The Spanish Language Blog

Cherry Blossom in Spain

Cherry blossoms are usually associated with Japan or even Washington D.C. but Spain also has its own particular cherry blossom festival.  In a corner of Spain between Salamanca and Cáceres, close to the town of Plasencia, is a valley tucked into the mountains of the central system. Within this 70 kilometer long valley—Jerte Valley—is a growing region home to the Picota cherry, one of the sweetest cherries on earth. This cherry comes with a Denominación de Origin (Denomination of Origin) certificate that classifies this fruit as being of the highest quality and coming from only this area of the world.

Every year in spring this valley comes to life with the blooming of the trees and arrival of thousands of Spaniards that come to see a beautiful, fleeting event.  The region prepares an agenda of activities that range from bird watching to participating in the actual picking of the cherries. This area wakes up from a winter hibernation to a calendar of activities that is actually pretty dizzying.

More than 1.5 million cherry trees occupy this basin with many growing up steeply rising hillsides. These trees pertain mostly to small family farms (there are 3,737 registered growers) and are grown in a very traditional and sustainable manner. For example, it is very common to see during picking season the cherries laid out on beds of fern leaves which protects the fruit while it is being gathered.  Unfortunately for most Americans, tasting these incredibly delicious cherries is practically impossible: 60% of the productions is consumed domestically while the rest is exported principally to Germany and the United Kingdom.

Right now the trees are starting to bloom and the second act of a three-act play of nature is happening.  The locals have given a name to these three moments: Despertar el valle (the valley wakes), Cerezo en Flor (Cherry trees in bloom), and Lluvia de Pétalos (shower of flower petals). This is the moment when most people come to the valley to take in some incredible views and walk along the numerous paths that wind between the trees and the different villages within this area.

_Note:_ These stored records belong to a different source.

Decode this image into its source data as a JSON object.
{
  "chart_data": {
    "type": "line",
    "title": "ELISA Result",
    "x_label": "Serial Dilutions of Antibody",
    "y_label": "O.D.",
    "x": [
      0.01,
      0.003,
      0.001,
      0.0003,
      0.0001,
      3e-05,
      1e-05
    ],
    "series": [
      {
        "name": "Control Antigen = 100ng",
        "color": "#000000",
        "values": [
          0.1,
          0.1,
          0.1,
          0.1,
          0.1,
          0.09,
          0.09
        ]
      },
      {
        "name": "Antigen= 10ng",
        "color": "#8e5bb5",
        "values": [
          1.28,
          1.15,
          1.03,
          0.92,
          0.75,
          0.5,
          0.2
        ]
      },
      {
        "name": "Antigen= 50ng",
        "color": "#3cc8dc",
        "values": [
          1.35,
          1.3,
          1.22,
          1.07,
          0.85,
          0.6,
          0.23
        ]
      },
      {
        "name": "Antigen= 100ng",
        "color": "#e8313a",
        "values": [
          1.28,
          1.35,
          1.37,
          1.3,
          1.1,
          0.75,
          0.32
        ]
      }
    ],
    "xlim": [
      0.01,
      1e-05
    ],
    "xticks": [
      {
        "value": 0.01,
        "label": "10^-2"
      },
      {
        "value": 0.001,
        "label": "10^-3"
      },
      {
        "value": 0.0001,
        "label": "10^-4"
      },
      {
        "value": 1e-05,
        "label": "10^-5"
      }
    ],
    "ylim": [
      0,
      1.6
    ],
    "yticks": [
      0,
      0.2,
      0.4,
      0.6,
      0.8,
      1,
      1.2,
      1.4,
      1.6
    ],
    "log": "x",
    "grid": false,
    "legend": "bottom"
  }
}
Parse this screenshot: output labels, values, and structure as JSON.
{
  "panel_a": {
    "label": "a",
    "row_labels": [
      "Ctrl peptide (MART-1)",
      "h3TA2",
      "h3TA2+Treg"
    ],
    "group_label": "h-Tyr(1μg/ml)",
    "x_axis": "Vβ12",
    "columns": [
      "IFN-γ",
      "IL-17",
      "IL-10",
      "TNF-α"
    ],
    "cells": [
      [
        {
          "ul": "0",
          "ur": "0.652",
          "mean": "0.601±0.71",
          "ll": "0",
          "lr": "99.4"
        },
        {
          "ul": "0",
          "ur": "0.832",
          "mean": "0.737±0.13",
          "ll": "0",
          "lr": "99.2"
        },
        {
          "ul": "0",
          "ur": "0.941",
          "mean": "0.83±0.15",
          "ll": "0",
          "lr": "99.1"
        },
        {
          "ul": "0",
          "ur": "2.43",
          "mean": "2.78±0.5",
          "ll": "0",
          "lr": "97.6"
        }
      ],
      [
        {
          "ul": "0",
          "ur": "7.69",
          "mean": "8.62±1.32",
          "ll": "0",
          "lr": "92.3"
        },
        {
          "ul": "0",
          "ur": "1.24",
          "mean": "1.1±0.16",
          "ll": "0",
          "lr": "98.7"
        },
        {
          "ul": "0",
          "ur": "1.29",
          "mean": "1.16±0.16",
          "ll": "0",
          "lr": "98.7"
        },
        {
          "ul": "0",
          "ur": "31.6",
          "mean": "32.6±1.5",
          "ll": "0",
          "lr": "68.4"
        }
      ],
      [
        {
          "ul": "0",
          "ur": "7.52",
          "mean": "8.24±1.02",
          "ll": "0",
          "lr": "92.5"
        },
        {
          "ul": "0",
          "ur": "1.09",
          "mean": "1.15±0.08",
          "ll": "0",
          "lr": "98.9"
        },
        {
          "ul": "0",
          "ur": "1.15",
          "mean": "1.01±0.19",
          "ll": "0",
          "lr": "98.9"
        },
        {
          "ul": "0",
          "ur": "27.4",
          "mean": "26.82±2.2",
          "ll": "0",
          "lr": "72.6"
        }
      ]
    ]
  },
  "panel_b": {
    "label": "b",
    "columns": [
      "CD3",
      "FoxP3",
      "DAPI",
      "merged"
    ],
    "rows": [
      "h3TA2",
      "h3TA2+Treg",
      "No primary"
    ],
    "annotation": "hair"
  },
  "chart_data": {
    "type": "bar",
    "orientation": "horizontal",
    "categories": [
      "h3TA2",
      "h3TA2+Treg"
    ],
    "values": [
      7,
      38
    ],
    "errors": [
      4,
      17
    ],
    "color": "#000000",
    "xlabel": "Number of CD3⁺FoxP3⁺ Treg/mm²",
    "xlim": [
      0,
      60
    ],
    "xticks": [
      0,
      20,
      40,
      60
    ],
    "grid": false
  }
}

If you want to come and take part in an incredible show of nature, you better hurry because by the beginning of May the flowers will be gone and the fruit will be start to be growing on the tree. Not all is lost, though, if you come after the flowers have gone since the fruit will be ready and picked in June and July. You will then be able to taste some the best and rarest cherries in the world. I’d say that would be worth the trip.

How to get to the Valle del Jerte

To get to the Valle del Jerte from Madrid you can go north through Ávila or west, by way of Plasencia—either way the trip takes about 2 1/2 to 3 hours making an overnight stay in a casa rural an excellent option. In spring, the weather is usually warm during the day with cool nights without the extremes of the neighboring areas due to the excellent micro-climate the valley creates.